The game had about a dozen beta access phases then dropped off the face of the earth, with the server (and how it worked) lost forever. Completely lost to time, cancelled before it could release proper. No other block game has come close to the kind of structural appeal it had for me, and I think about it frequently. There’s a few reverse engineering projects in the works but they are stagnant.
I love a lot of the games in this thread but they had an actual release and real servers, you could play them for multiple years. Some others promised a bit more than they delivered, and were cut a bit short by EA or other trash publishers. SkySaga was killed before launch and placed in an opaque prison, truly cancelled.
I think that was the only full price I’ve bought digitally, because my friend and I wanted to game share and play together.
MMO shooter seems like an undeserved concept.

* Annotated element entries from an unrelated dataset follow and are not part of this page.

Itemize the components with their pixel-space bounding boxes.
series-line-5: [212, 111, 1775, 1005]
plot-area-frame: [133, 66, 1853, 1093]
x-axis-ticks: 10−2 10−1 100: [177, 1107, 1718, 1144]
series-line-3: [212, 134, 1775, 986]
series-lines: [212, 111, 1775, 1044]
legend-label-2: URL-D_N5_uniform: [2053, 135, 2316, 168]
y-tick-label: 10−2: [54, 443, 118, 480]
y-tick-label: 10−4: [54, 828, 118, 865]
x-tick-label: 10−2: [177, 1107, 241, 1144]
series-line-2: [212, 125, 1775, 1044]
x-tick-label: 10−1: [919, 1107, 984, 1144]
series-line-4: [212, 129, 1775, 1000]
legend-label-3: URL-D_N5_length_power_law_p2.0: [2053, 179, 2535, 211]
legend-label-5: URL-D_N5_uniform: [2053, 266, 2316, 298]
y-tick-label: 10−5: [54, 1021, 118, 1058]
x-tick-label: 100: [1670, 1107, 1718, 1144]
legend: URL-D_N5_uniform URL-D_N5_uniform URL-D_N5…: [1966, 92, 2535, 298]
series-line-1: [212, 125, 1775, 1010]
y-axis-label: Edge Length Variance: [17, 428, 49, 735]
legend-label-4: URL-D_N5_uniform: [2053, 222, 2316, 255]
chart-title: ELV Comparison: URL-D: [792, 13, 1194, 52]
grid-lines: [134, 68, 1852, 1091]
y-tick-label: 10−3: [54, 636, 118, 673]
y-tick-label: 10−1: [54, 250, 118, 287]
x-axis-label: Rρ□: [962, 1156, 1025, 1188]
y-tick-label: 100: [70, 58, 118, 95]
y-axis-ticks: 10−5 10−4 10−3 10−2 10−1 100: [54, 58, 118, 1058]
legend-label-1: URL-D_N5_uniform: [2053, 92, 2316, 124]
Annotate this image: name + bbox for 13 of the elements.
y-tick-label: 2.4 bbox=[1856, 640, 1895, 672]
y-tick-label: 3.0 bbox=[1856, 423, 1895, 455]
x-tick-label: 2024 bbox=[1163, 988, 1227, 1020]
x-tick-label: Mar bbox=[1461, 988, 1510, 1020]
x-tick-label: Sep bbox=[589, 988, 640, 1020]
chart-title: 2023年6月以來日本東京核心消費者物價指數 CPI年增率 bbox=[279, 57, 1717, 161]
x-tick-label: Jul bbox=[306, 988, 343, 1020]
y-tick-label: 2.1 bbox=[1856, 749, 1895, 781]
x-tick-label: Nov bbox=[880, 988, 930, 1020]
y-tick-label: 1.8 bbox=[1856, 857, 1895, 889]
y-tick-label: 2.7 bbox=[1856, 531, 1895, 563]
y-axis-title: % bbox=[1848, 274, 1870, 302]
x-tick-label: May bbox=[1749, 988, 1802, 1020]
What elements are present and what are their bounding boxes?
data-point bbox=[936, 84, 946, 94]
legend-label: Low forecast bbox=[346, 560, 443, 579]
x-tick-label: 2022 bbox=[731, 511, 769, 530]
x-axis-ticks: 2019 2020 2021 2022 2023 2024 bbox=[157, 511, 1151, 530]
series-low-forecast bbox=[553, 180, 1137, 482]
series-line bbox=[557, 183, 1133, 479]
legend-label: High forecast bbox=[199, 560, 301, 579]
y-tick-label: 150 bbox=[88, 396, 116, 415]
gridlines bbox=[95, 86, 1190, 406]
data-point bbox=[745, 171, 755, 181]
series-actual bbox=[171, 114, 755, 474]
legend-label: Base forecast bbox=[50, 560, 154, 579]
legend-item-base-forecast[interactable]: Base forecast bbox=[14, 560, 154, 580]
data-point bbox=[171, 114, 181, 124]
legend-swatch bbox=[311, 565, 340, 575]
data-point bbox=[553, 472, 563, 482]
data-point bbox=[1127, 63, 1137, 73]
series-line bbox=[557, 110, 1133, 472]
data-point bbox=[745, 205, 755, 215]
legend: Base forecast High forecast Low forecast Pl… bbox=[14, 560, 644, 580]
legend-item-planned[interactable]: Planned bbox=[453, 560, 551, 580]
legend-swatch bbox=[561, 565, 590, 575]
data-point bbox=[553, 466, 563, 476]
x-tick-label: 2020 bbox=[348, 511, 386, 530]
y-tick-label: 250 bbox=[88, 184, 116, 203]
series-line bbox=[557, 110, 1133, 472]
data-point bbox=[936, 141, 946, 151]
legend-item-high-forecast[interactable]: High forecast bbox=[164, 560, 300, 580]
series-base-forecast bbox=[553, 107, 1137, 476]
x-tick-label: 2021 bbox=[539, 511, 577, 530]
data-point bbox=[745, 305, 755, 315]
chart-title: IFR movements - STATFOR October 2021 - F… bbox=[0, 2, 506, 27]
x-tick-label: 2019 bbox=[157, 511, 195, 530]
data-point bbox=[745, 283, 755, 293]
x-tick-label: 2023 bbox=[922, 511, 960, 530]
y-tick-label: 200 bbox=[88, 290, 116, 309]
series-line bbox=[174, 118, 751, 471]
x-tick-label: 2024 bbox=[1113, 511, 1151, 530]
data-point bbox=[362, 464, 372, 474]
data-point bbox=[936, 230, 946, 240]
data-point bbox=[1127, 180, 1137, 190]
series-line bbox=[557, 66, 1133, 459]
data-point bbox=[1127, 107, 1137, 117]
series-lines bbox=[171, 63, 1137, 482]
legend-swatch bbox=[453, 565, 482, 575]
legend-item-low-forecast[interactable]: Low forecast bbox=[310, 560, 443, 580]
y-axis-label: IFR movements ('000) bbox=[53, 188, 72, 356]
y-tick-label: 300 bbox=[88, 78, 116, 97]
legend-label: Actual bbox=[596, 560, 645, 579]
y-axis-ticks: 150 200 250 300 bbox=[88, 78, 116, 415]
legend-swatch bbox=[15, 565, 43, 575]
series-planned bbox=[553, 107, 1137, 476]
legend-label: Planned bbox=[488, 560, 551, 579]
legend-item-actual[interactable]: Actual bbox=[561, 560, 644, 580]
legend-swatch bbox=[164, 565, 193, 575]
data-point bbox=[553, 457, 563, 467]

Buy I guess you have the scope of Defiance with the polish of an MMO. Or you have the scope of Destiny and the polish of a normal shooter.
I may be stretching the definition of cancelled a bit because we don't know if it was ever in development to begin with, but I will forever have a chip on my shoulder about Puyo Puyo 30th Anniversary.
The three best games in the series were Puyo Puyo 15th Anniversary (2006), Puyo Puyo 20th Anniversary (2011), and Puyo Puyo Chronicle (2016, this game is 25th in all but name). None of these games were released outside of Japan, but after Puyo Puyo Tetris's Switch port got localized in 2017 and sold really well, fans had high hopes that the pattern would continue and the next one of these would get localized too.
The pattern did not continue. Instead, Sega responded to PPT selling well by making Puyo Puyo Tetris 2. It's literally the exact same as the first game, only much buggier. It's a terrible game and I hate it.
To this day, we still have not gotten a proper mainline game. In fact, Sega just announced they're rereleasing Puyo Puyo Tetris 2S as a Switch 2 launch title. This is all the series will ever be from now on.
The three best games in the series were Puyo Puyo 15th Anniversary (2006), Puyo Puyo 20th Anniversary (2011), and Puyo Puyo Chronicle (2016, this game is 25th in all but name). None of these games were released outside of Japan
After being defeated, Satan joins the party and promises that the way back home lies at the top of the Color Tower, and all Arle would need to do now is scale it to return home.
Hmm.
I think “Satan as a playable character” might be one of those cultural-issue things that would come up when considering localization.
I was one of those people who bought Puyo Puyo Tetris as their first Puyo game, mainly to have a 1v1 Tetris on Switch. Turns out I really like Puyo though, but… “the tetris player is at a slight disadvantage”. Or, as this video essay explains, the problem with PPT is that the two games are fundamentally so different it’s impossible to balance them. Forcing them to play competitive online against each other, will always end up with a monoculture. In this case no one can play the first half of the Frankensteined game.
I’m sure Sega must realize that. Now they just have to care.